The reason I remember my last time in Damian's apartment is because, while he was showering, I just happened to look in one of his sliding closets--not the one where he would always hang my things, another one. There, hidden deep behind some other clothes, was the green satin jacket. I reached a hand in to caress the fur collar. As I did I heard my name and turned. Damian stood there, dripping, with a towel around his waist. He slid the closet shut.
That was my last visit there. After that I called and called and always he made excuses, until at last I got fed up and stopped calling.
By then I was myself living with my wife on the Upper West Side, less than ten blocks from the apartment building where Damian still lived. It bugged me whenever I thought about it, to know he was that close and we never saw each other, that he had so completely lost his interest in our friendship. Why? Because I was married? Because he hadn't become a great actor? He'd played a member of a street gang in a low budget feature. That was it, his biggest role. Okay. So what. I hadn't been so successful myself. In fact I was something of a failure. Life is like that. New York is tough. Who cares? We'd known each other--what? Over ten years. And he no longer returned my calls.
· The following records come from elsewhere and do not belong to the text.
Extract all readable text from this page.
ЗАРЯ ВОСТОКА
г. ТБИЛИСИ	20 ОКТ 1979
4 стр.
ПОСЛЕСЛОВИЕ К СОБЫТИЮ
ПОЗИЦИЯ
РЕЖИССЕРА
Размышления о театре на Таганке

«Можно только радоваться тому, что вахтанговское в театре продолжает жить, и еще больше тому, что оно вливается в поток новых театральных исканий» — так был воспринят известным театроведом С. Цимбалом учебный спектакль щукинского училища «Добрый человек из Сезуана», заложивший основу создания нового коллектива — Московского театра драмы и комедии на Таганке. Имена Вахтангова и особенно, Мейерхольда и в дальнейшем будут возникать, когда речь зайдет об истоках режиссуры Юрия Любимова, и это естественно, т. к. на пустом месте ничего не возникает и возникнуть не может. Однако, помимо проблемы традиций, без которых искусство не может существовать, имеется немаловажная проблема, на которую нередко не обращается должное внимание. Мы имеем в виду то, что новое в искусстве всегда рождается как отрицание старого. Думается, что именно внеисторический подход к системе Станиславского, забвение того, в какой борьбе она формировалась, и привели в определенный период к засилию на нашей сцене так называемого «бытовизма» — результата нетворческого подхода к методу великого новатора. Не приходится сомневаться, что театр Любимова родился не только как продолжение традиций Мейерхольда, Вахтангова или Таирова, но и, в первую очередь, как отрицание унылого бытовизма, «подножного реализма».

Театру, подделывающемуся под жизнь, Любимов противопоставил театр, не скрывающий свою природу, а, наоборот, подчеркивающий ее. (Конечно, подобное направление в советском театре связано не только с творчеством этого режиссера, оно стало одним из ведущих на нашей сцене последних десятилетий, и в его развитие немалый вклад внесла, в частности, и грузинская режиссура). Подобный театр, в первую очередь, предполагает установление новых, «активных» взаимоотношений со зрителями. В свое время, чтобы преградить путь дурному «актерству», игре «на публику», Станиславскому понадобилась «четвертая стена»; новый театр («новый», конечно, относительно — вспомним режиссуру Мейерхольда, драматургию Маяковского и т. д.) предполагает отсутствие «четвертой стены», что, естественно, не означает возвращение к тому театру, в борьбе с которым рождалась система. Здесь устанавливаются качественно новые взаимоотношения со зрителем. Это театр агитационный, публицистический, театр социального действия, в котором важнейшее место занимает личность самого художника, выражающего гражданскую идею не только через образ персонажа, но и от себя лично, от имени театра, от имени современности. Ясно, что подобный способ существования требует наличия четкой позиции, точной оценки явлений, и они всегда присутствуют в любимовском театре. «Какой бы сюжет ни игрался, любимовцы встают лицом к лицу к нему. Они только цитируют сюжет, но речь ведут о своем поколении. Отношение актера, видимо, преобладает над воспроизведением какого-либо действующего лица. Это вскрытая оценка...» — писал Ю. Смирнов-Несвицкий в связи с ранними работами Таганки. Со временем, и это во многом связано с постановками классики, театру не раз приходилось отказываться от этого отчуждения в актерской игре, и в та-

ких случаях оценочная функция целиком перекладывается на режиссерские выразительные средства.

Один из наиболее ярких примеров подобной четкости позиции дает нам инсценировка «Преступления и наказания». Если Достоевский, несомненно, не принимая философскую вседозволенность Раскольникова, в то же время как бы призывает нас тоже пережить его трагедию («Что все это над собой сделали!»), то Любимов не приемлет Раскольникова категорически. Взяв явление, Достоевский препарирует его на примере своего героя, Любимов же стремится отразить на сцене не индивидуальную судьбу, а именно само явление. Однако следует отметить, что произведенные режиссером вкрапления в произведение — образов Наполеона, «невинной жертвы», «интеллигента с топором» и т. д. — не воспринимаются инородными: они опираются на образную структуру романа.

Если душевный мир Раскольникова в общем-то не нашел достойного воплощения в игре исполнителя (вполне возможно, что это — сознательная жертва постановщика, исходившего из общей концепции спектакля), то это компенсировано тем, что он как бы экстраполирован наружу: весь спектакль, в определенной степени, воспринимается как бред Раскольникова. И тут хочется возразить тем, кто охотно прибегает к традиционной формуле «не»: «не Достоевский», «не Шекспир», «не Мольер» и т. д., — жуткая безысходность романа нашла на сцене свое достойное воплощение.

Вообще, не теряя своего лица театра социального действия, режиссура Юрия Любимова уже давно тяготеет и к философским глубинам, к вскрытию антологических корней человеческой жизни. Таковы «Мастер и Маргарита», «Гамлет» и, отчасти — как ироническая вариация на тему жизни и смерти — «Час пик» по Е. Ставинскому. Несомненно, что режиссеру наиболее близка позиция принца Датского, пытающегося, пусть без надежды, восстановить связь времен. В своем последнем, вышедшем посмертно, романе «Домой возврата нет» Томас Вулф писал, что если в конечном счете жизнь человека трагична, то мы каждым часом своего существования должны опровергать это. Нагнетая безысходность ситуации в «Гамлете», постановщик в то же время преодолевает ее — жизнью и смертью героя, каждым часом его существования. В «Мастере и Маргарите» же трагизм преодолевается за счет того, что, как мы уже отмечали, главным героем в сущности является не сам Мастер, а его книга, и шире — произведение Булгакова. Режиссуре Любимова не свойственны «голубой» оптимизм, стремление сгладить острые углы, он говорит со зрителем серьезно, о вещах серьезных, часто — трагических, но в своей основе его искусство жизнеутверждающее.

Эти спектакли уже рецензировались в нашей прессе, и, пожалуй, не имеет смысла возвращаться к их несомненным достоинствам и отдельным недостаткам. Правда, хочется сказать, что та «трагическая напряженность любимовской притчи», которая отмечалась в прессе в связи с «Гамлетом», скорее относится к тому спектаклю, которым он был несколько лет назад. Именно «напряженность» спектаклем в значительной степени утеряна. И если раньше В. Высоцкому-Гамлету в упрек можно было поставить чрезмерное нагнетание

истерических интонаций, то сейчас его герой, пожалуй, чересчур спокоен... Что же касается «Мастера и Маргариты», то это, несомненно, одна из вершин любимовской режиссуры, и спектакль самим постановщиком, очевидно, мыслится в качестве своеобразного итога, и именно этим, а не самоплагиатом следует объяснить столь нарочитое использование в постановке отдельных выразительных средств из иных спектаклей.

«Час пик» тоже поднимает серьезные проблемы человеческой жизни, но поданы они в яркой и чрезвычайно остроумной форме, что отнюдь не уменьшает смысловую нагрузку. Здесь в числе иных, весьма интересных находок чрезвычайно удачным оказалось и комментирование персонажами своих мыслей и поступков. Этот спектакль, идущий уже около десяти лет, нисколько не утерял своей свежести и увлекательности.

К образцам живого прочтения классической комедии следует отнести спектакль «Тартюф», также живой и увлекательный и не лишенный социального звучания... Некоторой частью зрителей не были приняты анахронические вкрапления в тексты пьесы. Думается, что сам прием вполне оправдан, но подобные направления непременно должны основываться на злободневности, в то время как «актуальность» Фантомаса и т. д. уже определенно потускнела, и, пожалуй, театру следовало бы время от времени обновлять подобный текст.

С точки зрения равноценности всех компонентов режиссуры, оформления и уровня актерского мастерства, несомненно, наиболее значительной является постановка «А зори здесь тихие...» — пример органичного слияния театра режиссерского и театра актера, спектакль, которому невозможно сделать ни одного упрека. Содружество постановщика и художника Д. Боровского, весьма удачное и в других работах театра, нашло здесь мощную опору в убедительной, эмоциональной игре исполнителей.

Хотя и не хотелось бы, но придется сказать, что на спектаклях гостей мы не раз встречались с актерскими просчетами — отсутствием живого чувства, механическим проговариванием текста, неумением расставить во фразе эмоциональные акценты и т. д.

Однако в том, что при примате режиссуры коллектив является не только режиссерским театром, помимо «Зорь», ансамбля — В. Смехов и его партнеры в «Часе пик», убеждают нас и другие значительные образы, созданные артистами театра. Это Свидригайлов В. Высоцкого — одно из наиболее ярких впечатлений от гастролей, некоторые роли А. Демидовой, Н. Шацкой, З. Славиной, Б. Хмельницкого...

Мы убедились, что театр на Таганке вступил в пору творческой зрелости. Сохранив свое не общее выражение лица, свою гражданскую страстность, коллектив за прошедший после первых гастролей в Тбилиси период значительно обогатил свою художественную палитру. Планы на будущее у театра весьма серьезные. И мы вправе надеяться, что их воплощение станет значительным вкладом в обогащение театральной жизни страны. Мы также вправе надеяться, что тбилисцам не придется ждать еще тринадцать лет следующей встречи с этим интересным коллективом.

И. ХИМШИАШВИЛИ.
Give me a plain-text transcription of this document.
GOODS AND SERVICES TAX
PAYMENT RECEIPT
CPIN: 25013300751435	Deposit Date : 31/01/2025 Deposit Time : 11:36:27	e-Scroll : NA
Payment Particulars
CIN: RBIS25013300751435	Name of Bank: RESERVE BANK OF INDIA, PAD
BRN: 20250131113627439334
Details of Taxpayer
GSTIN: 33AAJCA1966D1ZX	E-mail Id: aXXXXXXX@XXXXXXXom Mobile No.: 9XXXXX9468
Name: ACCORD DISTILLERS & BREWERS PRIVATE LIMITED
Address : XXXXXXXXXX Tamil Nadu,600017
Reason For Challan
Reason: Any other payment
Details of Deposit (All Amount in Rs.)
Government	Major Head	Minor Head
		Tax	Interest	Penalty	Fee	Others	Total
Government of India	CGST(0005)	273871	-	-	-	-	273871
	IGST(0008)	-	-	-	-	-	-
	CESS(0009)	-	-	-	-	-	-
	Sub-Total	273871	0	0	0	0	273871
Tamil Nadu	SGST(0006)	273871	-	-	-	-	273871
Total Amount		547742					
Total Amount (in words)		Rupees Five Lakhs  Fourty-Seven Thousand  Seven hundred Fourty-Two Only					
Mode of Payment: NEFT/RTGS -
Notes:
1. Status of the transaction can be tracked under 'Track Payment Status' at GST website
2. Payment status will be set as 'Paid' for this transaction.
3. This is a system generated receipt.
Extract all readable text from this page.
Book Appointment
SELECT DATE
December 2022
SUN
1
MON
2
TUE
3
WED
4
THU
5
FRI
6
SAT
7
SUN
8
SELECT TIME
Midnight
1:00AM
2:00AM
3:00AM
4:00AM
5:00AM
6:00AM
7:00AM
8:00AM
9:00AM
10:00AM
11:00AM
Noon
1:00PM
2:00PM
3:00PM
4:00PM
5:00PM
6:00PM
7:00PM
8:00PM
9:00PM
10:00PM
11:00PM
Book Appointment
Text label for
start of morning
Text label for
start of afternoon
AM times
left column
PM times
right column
Fuck him! it made me so angry.
Then one day--this was around 1990, I guess--I was walking alone down Broadway when I saw a man in a plaid shirt selling posters. I recognized one of the poster images. It was a lithograph of one of Damian's paintings, the one with the dead bird in a coffin, only the coffin wasn't three-D. I turned to the man in the plaid shirt. "I know this artist," I said. The man looked at me. As he did I realized: the man was Damian. Only it wasn't Damian. He was too short, too slim, too old and insubstantial to be Damian. This man had gray hair. His shoulders were bony. He had dark red scabby blotches all over his face. This, I said to myself, is Damian, but in another dimension, in the Dimension of Death. This is Damian dying.
"Damian?" I said--and instinctively, without thinking, reached out to touch one of the scars.
"Don't!" he said, and pushed my arm away.
"Damian--how are you?" But of course I knew the answer: he was dying. He had AIDS. How did he get it, without having sex? I asked myself but didn't wonder.
"I'm fine," he said. But his eyes said something else. They looked deeply, fiercely into mine and said, Keep walking, go away. Forget you have ever seen me like this.
I forget what was said then. Somehow we parted--awkwardly. I left him there on a corner of Broadway selling his posters, dying. I never saw him again.